Pedofilia, condanna a 17 anni


MORTARA. Li invitava a casa, cucinava per loro, li attirava con i videogiochi. Ma dietro la porta di quell'abitazione in via Cortellona si apriva un inferno di violenza e brutalità che il giudice ha colpito duramente. Massimo Mannari, 51 anni, cuoco a bordo di navi da crociera, è stato condannato a 17 anni di carcere per pedofilia.
La sentenza è stata pronunciata ieri a Milano dal Gup Andrea Salemme che ha inflitto un anno in più rispetto alla richiesta del pubblico ministero Stefania Carlucci. Il giudice ha rinviato a giudizio anche V. F., 33 anni, accusato di complicità. La squallida vicenda ha radici a Mortara, dove il cuoco viveva prima di essere arrestato, nell'ottobre 2009. E non era la prima volta che Mannari varcava la soglia di una cella per le attenzioni morbose rivolte a ragazzini. In passato era finito in carcere in Thailandia.
Proprio l'arresto in Asia ha scoperchiato l'orrore che si nascondeva anche dietro il decoroso appartamentino da scapolo di Mannari a Mortara. L'anno scorso un mortarese ha notato sul sito di 'Chi l'ha visto?", la trasmissione di ricerca di persone scomparse, una notizia di poche righe su un italiano arrestato per pedofilia nel paese asiatico. Il nome era riportato in modo errato, ma sufficiente per far nascere il sospetto in quella persona, che evidentemente conosceva Mannari e ha chiesto informazioni alla polizia locale.

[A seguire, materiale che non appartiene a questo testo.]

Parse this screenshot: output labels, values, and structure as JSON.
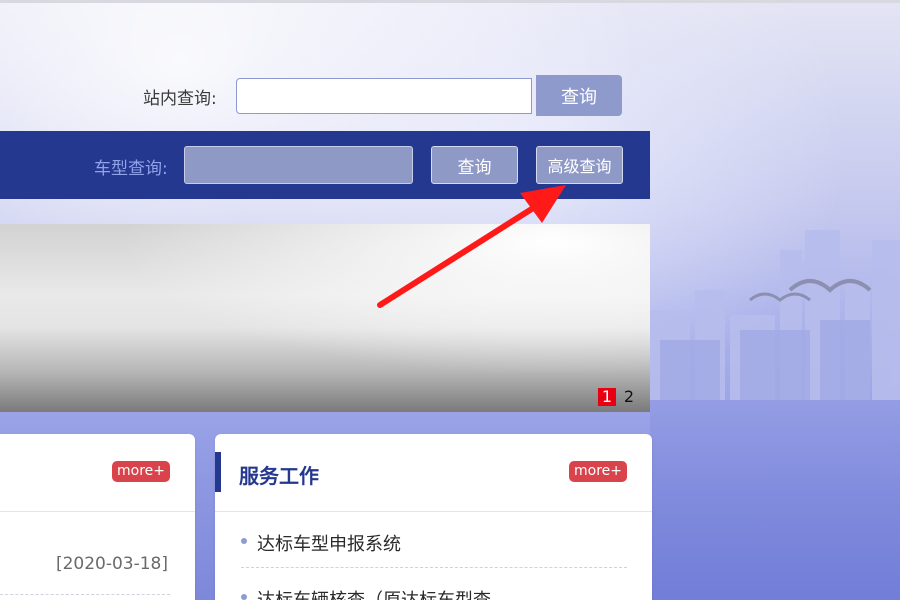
{
  "site_search": {
    "label": "站内查询:",
    "input_value": "",
    "button": "查询"
  },
  "model_search": {
    "label": "车型查询:",
    "input_value": "",
    "search_button": "查询",
    "advanced_button": "高级查询"
  },
  "banner": {
    "pages": [
      "1",
      "2"
    ],
    "active_page": "1"
  },
  "news_card": {
    "more": "more+",
    "items": [
      {
        "date": "[2020-03-18]"
      }
    ]
  },
  "service_card": {
    "title": "服务工作",
    "more": "more+",
    "items": [
      {
        "label": "达标车型申报系统"
      },
      {
        "label": "达标车辆核查（原达标车型查"
      }
    ]
  },
  "colors": {
    "nav_blue": "#24388f",
    "more_red": "#d9434c",
    "pager_active": "#e60012",
    "annotation_arrow": "#ff1a1a"
  }
}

I vigili urbani non hanno perso tempo. Cercando sul sito Internet della polizia di Pucket, la località thailandese dove l'italiano era stato fermato, hanno trovato le foto dell'arresto e anche immagini che documentavano incontri sessuali con minorenni. Da Internet è arrivata la conferma dei sospetti: l'italiano finito in manette in Thailandia era proprio il cuoco mortarese. Da li sono partiti gli accertamenti in Italia. Altri episodi si erano poi sovrapposti e avevano indirizzato gli inquirenti verso il 51enne mortarese. Nella casa di via Cortellona si notava infatti un via vai di ragazzini. Inoltre, la polizia locale aveva sorpreso un 16enne di origine romena, mentre giocava con alcuni amici e maneggiava un cellulare molto costoso. Il ragazzino aveva ammesso che il telefonino gli era stato regalato dal cuoco. I regali, le promesse di un pomeriggio passato davanti ai videogiochi erano, secondo le accuse, gli strumenti di cui si serviva l'uomo per attirare i ragazzi nel suo alloggio. Il cuoco, a quanto pare, non esitava nemmeno a mettere in campo la sua professionalità invitando i ragazzi in casa e preparando loro risotti e piatti prelibati.

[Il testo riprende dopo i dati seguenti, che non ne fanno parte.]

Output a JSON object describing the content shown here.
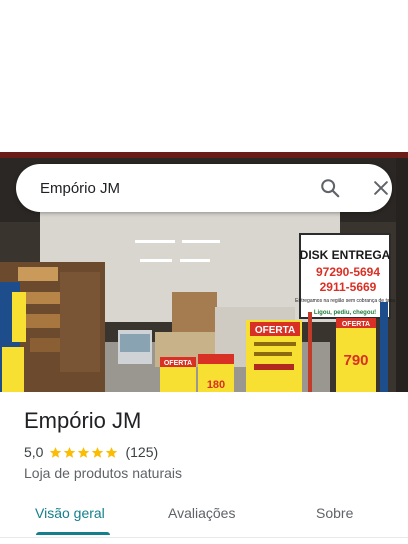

Ma quando hanno preso corpo i sospetti che quel comportamento da 'zio buono" nascondesse lo squallore degli abusi, la polizia locale di Mortara ha informato la procura di Milano, competente per i reati più gravi in materia di pedofilia, che ha subito aperto un 'inchiesta mobilitando anche i carabinieri del Nucleo investigativo.
A ottobre dell'anno scorso l'uomo, nel frattempo rientrato in Italia, era stato arrestato in flagranza di reato: durante una perquisizione nella sua abitazione i carabinieri avevano trovato moltissimo materiale pedopornografico, in particolare 267 video hard da lui stesso girati che lo ritraevano non solo insieme ad adolescenti ma anche con bimbi di 5 o 6 anni thailandesi o brasiliani. Qualche mese dopo il pedofilo si è visto recapitare in cella anche un'ordinanza di custodia cautelare con accuse che vanno dalla realizzazione e detenzione di materiale pedopornografico alla prostituzione minorile fino alla violenza sessuale. Ieri la condanna a 17 anni (una pena severa se si pensa che a causa del rito abbreviato c'è lo sconto di un terzo della pena). Questa storia di degrado (i fatti contestati risalgono a due anni fa) ha portato ad individuare, oltre al 16enne romeno, altre tre giovani vittime: due italiani e un albanese che allora avevano 11, 16 anni e 12 anni. Le indagini, data la delicatezza della vicenda, si sono svolte nel più assoluto riserbo. «Lo scenario cui ci siamo trovati di fronte era raccapricciante - afferma il comandante della polizia locale di Mortara, Davide Curti -. La sentenza è una conferma del lavoro svolto da noi e dalle altre forze dell'ordine, ma in questi casi è improprio parlare di soddisfazione, perchè c'è sempre una grande amarezza».